|
|
|
|
|
by dougws
4313 days ago
|
|
Your objections to MongoDB's model seem reasonable, but I don't see any evidence in either this comment or the linked blog post that DocumentDB is better (especially in the absence of benchmarks). What is this "battle-tested distributed systems framework"? Several of your complaints about MongoDB have to do with the interaction between persistence to disk and replication to the network; as the Multi-Paxos algorithm does not specify when data should be written to disk (much less what the format should be), what reason is there to believe that DocumentDB does this any better? I'm totally willing to believe that DocumentDB beats the pants of MongoDB on just about every axis (in fact, that seems pretty likely) but it's going to take some actual numbers and a better description of the internals. |
|
All I can really say is that the replication model provides a significant performance boost over MongoDB in the multiple replica (i.e., production) scenario.
We were using MongoDB at Microsoft for a while (I left MS almost a year ago). I was developing a real-time metrics system with it. It was very unstable at our target load (500k increments per minute, high percentage of tomorrow's documents preallocated the day before). We only managed maybe 10% of that with MongoDB, IIRC. Sometimes it would choke and not come back until I restarted the cluster (~30 machines total, I believe. 3 replicas * 10 shards).

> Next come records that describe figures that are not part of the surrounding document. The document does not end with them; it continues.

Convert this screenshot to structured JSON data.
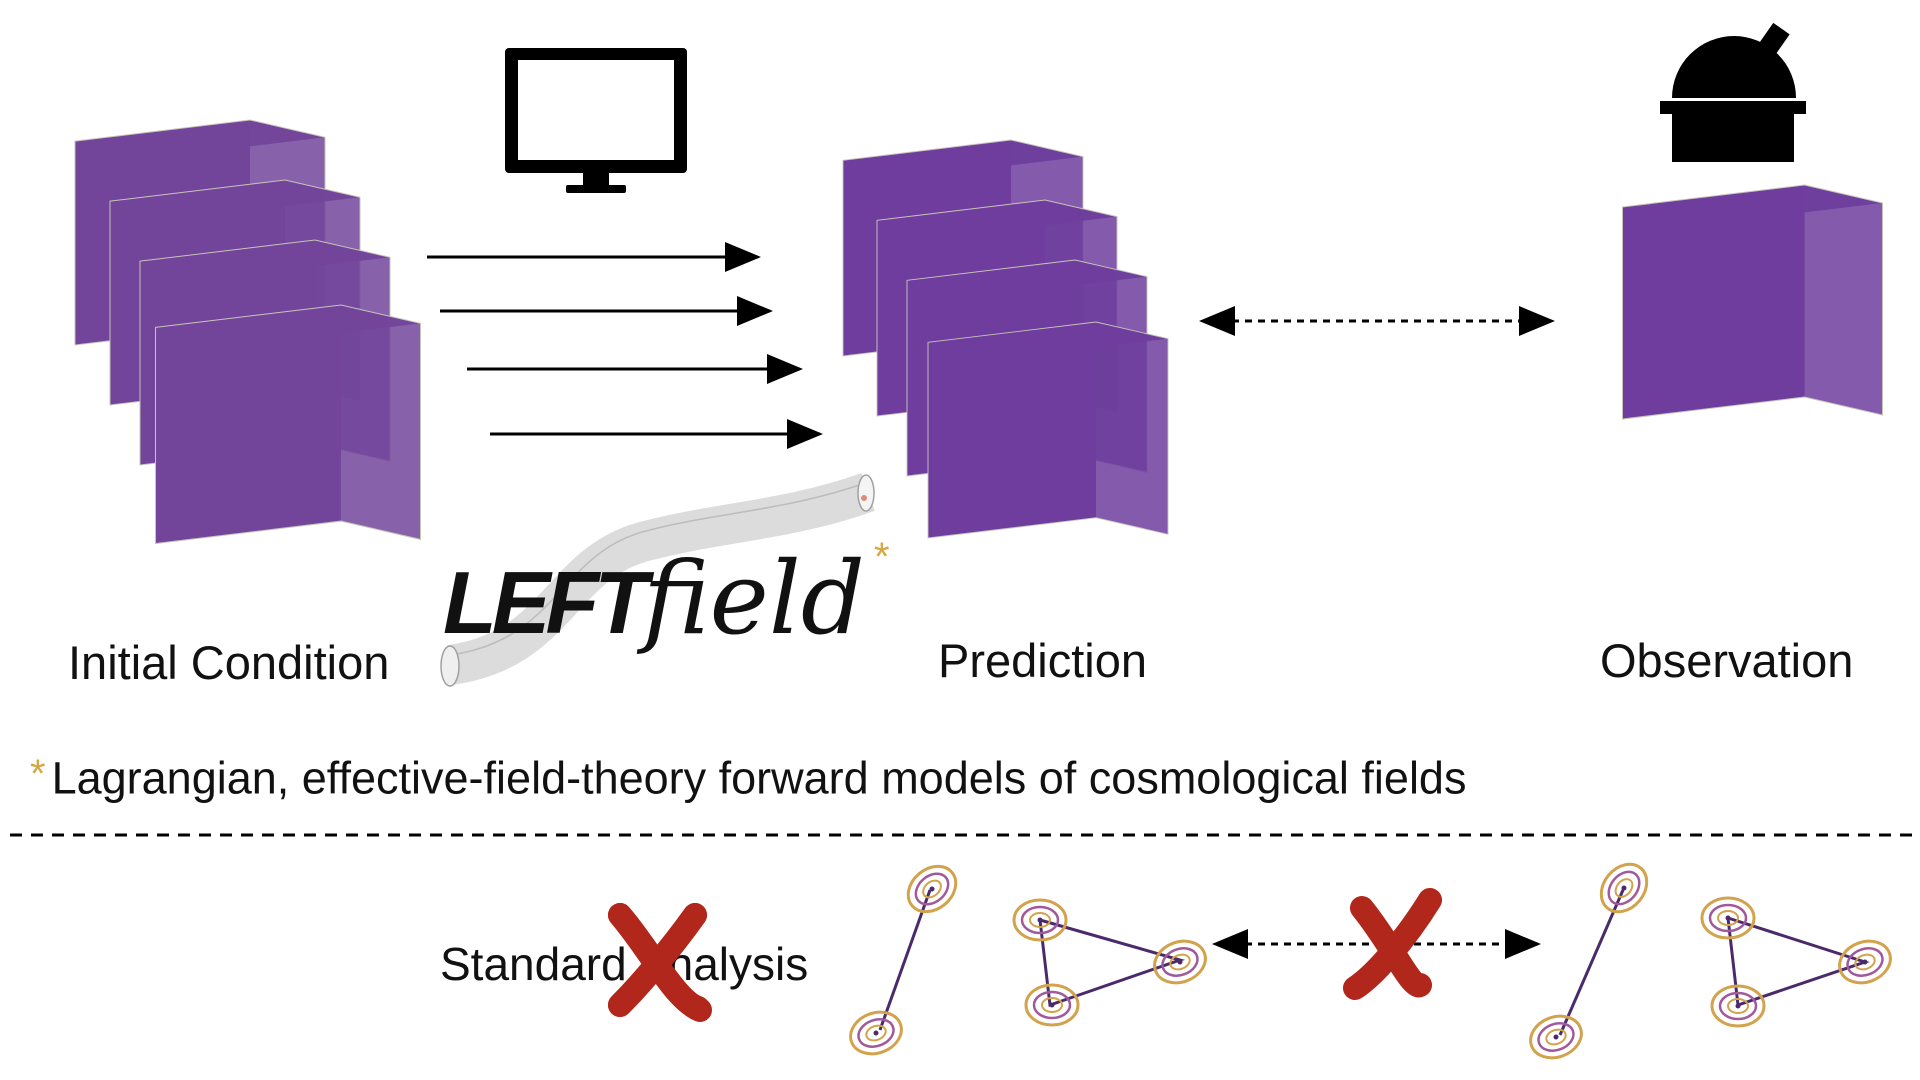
{
  "labels": {
    "initial_condition": "Initial Condition",
    "prediction": "Prediction",
    "observation": "Observation",
    "standard_analysis": "Standard Analysis"
  },
  "logo": {
    "text_bold": "LEFT",
    "text_script": "field",
    "asterisk": "*"
  },
  "footnote": {
    "marker": "*",
    "text": "Lagrangian, effective-field-theory forward models of cosmological fields"
  },
  "icons": {
    "computer": "computer-monitor-icon",
    "telescope": "observatory-icon",
    "reject": "red-x-icon"
  },
  "colors": {
    "field_dark": "#2d0f55",
    "field_mid": "#21908c",
    "field_bright": "#f5e61f",
    "asterisk": "#d4a843",
    "reject_red": "#b1271b",
    "contour_gold": "#d2a24c",
    "contour_purple": "#a05a9c",
    "line_purple": "#4a2a6a"
  }
}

We were so sure that MongoDB should be able to handle this scenario, since they talk about it in their documentation. After talking with the MongoDB devs, we came to the conclusion that even though we were issuing increment operations on preallocated documents, MongoDB was:
a) using a global lock on the "local" db used for replication, and
b) "replicating via disk" instead of via the network. In other words, replication requires writing to the journal journal before other members of the replica set have a chance to apply the change and ack back. This results in a loss of concurrency.
The lack of async query support in the C# driver didn't help either.
Eventually we used a replicated, write-back cache which sits atop the framework DocDB uses. Not a fair comparison, but the goal was achieved easily with 1/3rd the hardware. We just backed it onto Azure Table Storage. Our queries were all range queries, which table storage supports.
I can't talk about the framework, unfortunately.